Tens of millions of people move each year, and peak moving season is just beginning. This means the demand for movers is high—and the risk of getting scammed may be even higher. With the rise in aggressive marketing by unscrupulous moving brokers, fake customer reviews, and unauthorized subcontracting, the security of individuals and families seeking to move safely and efficiently has come under real threat. To avoid unnecessary stress and the potential loss of significant time and money, follow these guidelines to avoid moving scams.
Thoroughly research moving company options
There are countless residential moving companies to choose from, but not all are reputable. Begin your search by ensuring each mover on your list is an ATA-certified ProMover. If you’re in need of a long-distance mover, the company should be registered with the Federal Motor Carrier Safety Administration and have a U.S. DOT number.
Be wary of internet “brokers” who promise unusually low prices. These brokers are not movers and do not have staff, trucks, facilities, or systems. The unfortunate result of contracting with a company of this type is lost money as well as potentially stolen or destroyed property that may be priceless to you.
Become an expert on estimates
Give yourself as much time as possible and get estimates from three different moving companies. Look for those that have AI technology that enables highly accurate, real-time virtual surveys of your property, ensuring more reliable estimates. If a mover doesn’t have a virtual option, then request an in-home estimate from a trained move consultant.
There are three types of estimates, and it’s important to be aware of the conditions and risks of each:
- Binding estimate: obligates you to pay the price quoted, even if your final shipping weight or number of items decreases OR is less than what was originally estimated.
- Non-binding estimate: bills you for the final weight of your shipped goods; the estimate merely serves as a preliminary approximation.
- Not-to-exceed estimate (sometimes referred to as a guaranteed price or price protection): lets you pay the estimated price or the actual cost, whichever is lower.
Binding and not-to-exceed estimates must be provided by the carrier in writing.
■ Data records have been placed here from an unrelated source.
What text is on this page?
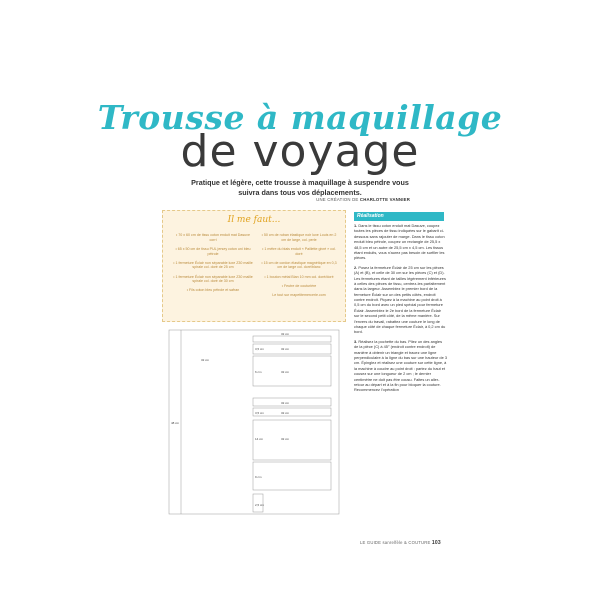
Trousse à maquillage
de voyage
Pratique et légère, cette trousse à maquillage à suspendre vous suivra dans tous vos déplacements.
UNE CRÉATION DE CHARLOTTE VANNIER
Il me faut...
• 70 x 60 cm de tissu coton enduit mat Dasuve corri
• 65 x 50 cm de tissu PUL jersey coton uni bleu pétrole
• 1 fermeture Éclair non séparable luxe Z30 maille spirale col. doré de 25 cm
• 1 fermeture Éclair non séparable luxe Z30 maille spirale col. doré de 30 cm
• Fils coton bleu pétrole et safran
• 50 cm de ruban élastique noir luxe Louis en 2 cm de large, col. perle
• 1 mètre du biais enduit « Paillette givré » col. doré
• 15 cm de cordon élastique magnétique en 0,3 cm de large col. doré/blanc
• 1 bouton métal Bian 10 mm col. doré/doré
• Feutre de couturière
Le tout sur mapetitemercerie.com
32 cm
32 cm
48 cm
3,5 cm	32 cm
6 cm	32 cm
32 cm
3,5 cm	32 cm
14 cm	32 cm
9 cm
2,5 cm
Réalisation
1. Dans le tissu coton enduit mat Dasuve, coupez toutes les pièces de tissu indiquées sur le gabarit ci-dessous sans rajouter de marge. Dans le tissu coton enduit bleu pétrole, coupez un rectangle de 25,5 x 48,5 cm et un autre de 25,5 cm x 4,5 cm. Les tissus étant enduits, vous n'aurez pas besoin de surfiler les pièces.
2. Posez la fermeture Éclair de 25 cm sur les pièces (A) et (B), et celle de 30 cm sur les pièces (C) et (D). Les fermetures étant de tailles légèrement inférieures à celles des pièces de tissu, centrez-les parfaitement dans la largeur. Assemblez le premier bord de la fermeture Éclair sur un des petits côtés, endroit contre endroit. Piquez à la machine au point droit à 0,5 cm du bord avec un pied spécial pour fermeture Éclair. Assemblez le 2e bord de la fermeture Éclair sur le second petit côté, de la même manière. Sur l'envers du travail, rabattez une couture le long de chaque côté de chaque fermeture Éclair, à 0,2 cm du bord.
3. Réalisez la pochette du bas. Pliez un des angles de la pièce (C) à 45° (endroit contre endroit) de manière à obtenir un triangle et tracez une ligne perpendiculaire à la ligne du bas sur une hauteur de 3 cm. Épinglez et réalisez une couture sur cette ligne, à la machine à coudre au point droit : partez du haut et cousez sur une longueur de 2 cm ; le dernier centimètre ne doit pas être cousu. Faites un aller-retour au départ et à la fin pour bloquer la couture. Recommencez l'opération
LE GUIDE sanrelfèle & COUTURE 103
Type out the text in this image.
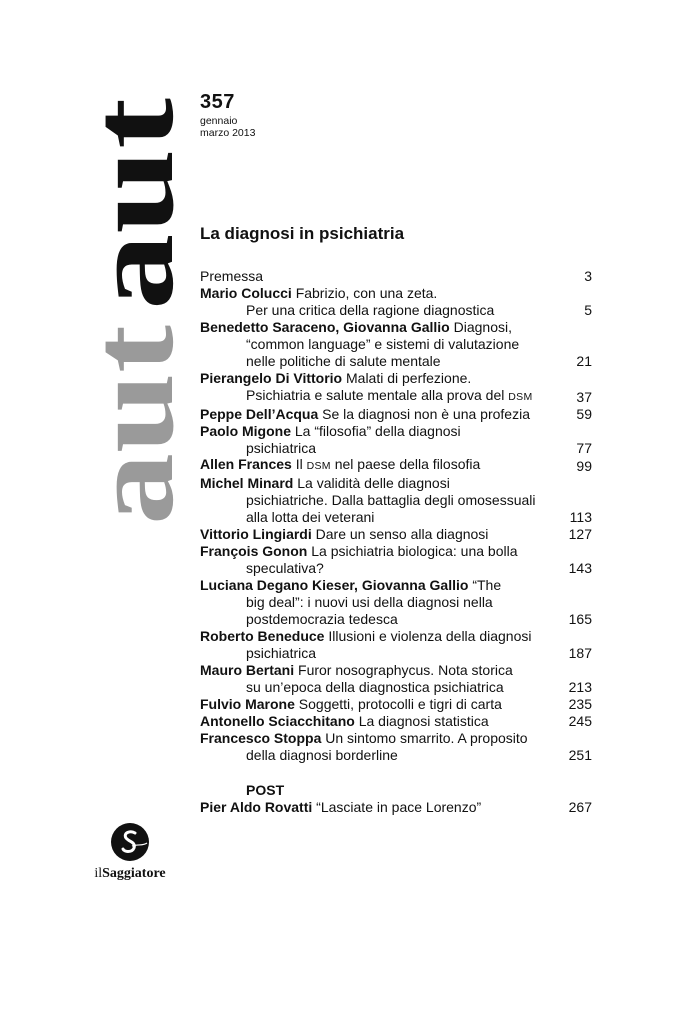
aut
aut
357
gennaio
marzo 2013
La diagnosi in psichiatria
Premessa	3
Mario Colucci Fabrizio, con una zeta.
Per una critica della ragione diagnostica	5
Benedetto Saraceno, Giovanna Gallio Diagnosi,
“common language” e sistemi di valutazione
nelle politiche di salute mentale	21
Pierangelo Di Vittorio Malati di perfezione.
Psichiatria e salute mentale alla prova del DSM	37
Peppe Dell’Acqua Se la diagnosi non è una profezia	59
Paolo Migone La “filosofia” della diagnosi
psichiatrica	77
Allen Frances Il DSM nel paese della filosofia	99
Michel Minard La validità delle diagnosi
psichiatriche. Dalla battaglia degli omosessuali
alla lotta dei veterani	113
Vittorio Lingiardi Dare un senso alla diagnosi	127
François Gonon La psichiatria biologica: una bolla
speculativa?	143
Luciana Degano Kieser, Giovanna Gallio “The
big deal”: i nuovi usi della diagnosi nella
postdemocrazia tedesca	165
Roberto Beneduce Illusioni e violenza della diagnosi
psichiatrica	187
Mauro Bertani Furor nosographycus. Nota storica
su un’epoca della diagnostica psichiatrica	213
Fulvio Marone Soggetti, protocolli e tigri di carta	235
Antonello Sciacchitano La diagnosi statistica	245
Francesco Stoppa Un sintomo smarrito. A proposito
della diagnosi borderline	251
POST
Pier Aldo Rovatti “Lasciate in pace Lorenzo”	267
ilSaggiatore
Learn more about estimates here. It’s important to note that all movers reserve the right to charge for necessary services, like putting items in storage if no one is there to accept delivery, even if they’re not included in the estimate and you don’t ask for them.
Protect your wallet
One of the most common moving scams is the “no-show” in which moving companies, or scammers posing as such, charge an upfront deposit and then fail to appear on the scheduled move day. There are also instances of fake movers who do show up, load up a customer’s possessions, and then demand an exorbitant ransom for their return.
Both these scenarios constitute mover fraud, and the best way to avoid falling victim to it is to thoroughly vet your moving company before making any financial commitment. Make use of the Federal Motor Carrier Safety Administration’s free tools to confirm a company’s legitimacy. Some scammers will use variations of a well-known mover’s brand name, so make sure you are working with the correct and valid moving company. And don’t hesitate to ask questions: you should receive courteous and detailed answers to inquiries about the company’s claims policy, process, and ratio (the number of claims versus the number of moves conducted).
Another red flag is what methods of payment are accepted. According to a recent Newsweek investigation of moving company scams, untrustworthy brokers and carriers are strategic in their choice of credit card companies. Many “don’t take American Express or Discover because those companies tend to favor customers in price disputes,” according to the article. Instead, they push for irreversible deposits via bank-to-bank transfers or popular money transfer apps like Zelle. Immediately strike any company from your list that insists on such payment types.
Referrals vs. reviews
Fake customer reviews are a sad reality for consumers today, no matter the industry. Phony online reviews promise to save customers money, luring them to professionally crafted websites that continue the con. The increasing use of AI bots to create realistic reviews is only adding to customers’ inability to vet what they read online.
Instead of relying on reviews, ask for customer references you can check. A reputable residential moving company should be able to provide them on the spot. Also seek out recommendations or referrals from your own trusted network: friends, neighbors, colleagues, and real estate agents can offer feedback to get you started on the path toward selecting a reliable mover.
Know your rights and exercise them
An ounce of prevention is your best bet when it comes to avoiding moving fraud. Federal law requires movers to give you a copy of the FMCSA’s publication “Your Rights and Responsibilities When You Move” prior to an interstate move.
If the worst does happen and you need to know what to do if scammed by a moving company, the best first step is to file a report with the Federal Motor Carrier Safety Administration by calling 1-888-DOT-SAFT or using their online complaint tool. Your report may trigger a federal investigation against the mover and help protect yourself and others from further abuse.